The key ingredient in reducing violent crime is ensuring federal, state and local law enforcement agencies are working together and prioritizing the arrest and conviction of the most dangerous offenders, Wray said.  

FBI director talks about combatting hate crimes  

In 2020, Indiana saw a spike in reported hate crimes, according to data from the FBI. The bureau received 186 hate crime reports in 2020 in Indiana, which was a 133% increase from 2019. Reported hate crimes dropped to 132 in the Hoosier state in 2021, according to the FBI.

“It is certainly true that all too often in this country right now we are seeing people fueled by hate seeking to harm others simply because of what they look like or who they are,” Wray said. “That’s totally unacceptable and something we are determined to do our part to help deter and prevent.”  

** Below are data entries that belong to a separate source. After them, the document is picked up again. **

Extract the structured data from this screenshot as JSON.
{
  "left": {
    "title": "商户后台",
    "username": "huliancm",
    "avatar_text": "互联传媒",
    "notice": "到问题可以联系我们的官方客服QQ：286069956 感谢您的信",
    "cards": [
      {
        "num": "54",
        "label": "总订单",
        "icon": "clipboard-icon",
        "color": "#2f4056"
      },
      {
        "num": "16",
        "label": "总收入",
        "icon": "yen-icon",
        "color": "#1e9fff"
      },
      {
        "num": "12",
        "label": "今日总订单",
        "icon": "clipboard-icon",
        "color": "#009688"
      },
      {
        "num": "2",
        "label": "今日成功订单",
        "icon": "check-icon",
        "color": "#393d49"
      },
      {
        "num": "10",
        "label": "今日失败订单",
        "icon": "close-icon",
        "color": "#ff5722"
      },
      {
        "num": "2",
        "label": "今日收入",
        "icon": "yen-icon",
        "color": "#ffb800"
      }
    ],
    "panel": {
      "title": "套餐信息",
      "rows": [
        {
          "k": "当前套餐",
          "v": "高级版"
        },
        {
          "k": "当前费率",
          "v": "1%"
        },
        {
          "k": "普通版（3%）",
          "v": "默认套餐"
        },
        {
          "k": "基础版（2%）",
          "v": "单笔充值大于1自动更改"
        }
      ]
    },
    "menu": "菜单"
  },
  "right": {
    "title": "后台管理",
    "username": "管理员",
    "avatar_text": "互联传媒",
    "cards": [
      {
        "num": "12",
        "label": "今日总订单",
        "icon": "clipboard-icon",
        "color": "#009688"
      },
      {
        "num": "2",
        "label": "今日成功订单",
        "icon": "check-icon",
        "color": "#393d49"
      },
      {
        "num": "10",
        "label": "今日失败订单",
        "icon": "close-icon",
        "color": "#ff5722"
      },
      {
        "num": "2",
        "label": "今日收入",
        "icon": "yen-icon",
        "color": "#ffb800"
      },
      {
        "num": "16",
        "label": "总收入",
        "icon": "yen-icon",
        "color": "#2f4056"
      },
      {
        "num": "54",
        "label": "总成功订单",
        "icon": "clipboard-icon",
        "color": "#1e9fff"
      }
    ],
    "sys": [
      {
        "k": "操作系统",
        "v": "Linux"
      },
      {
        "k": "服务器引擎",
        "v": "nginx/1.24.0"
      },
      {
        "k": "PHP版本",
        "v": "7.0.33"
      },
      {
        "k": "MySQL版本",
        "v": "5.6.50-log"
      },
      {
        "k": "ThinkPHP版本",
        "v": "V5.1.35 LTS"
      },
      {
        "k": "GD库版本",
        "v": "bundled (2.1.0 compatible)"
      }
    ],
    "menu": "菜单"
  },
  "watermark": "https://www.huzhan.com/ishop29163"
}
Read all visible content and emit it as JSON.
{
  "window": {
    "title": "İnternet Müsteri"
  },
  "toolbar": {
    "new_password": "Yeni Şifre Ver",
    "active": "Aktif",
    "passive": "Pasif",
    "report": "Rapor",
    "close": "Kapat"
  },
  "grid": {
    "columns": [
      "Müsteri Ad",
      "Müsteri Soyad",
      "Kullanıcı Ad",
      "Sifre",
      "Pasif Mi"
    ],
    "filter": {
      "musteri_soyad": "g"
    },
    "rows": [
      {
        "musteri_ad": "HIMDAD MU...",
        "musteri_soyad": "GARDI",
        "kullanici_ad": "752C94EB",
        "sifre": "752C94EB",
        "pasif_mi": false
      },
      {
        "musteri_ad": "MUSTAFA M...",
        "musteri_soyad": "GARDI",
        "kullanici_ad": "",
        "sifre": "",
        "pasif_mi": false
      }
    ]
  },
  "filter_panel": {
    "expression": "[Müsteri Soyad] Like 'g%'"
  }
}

From February:Indy Jewish group urges vigilance ahead of purported national day of hate

The FBI has made investigating hate crimes a top priority nationally, which means hate crime investigations get extra resources, focus and attention, Wray said.  

The agency works with U.S. attorneys to assist them with filing federal hate crime charges and works with local and state investigators when federal charges are not appropriate.  

The FBI also does hundreds of trainings and seminars with law enforcement as well as community, religious and minority groups to increase cooperation in hate crime investigations, Wray said. The agency is working to raise awareness for potential victims and witnesses of what a hate crime is and how to report it.  

FBI to hold diversity recruiting event in Indianapolis 

Wray also highlighted a recruiting event the FBI’s Indianapolis Field Office is hosting April 19.  

“We cannot keep innovating and getting more sophisticated in our approach if we are all looking at the problem through exactly the same angle or coming at it with exactly the same set of tools,” Wray said. “It’s going to take all kinds of people working together to accomplish our mission.”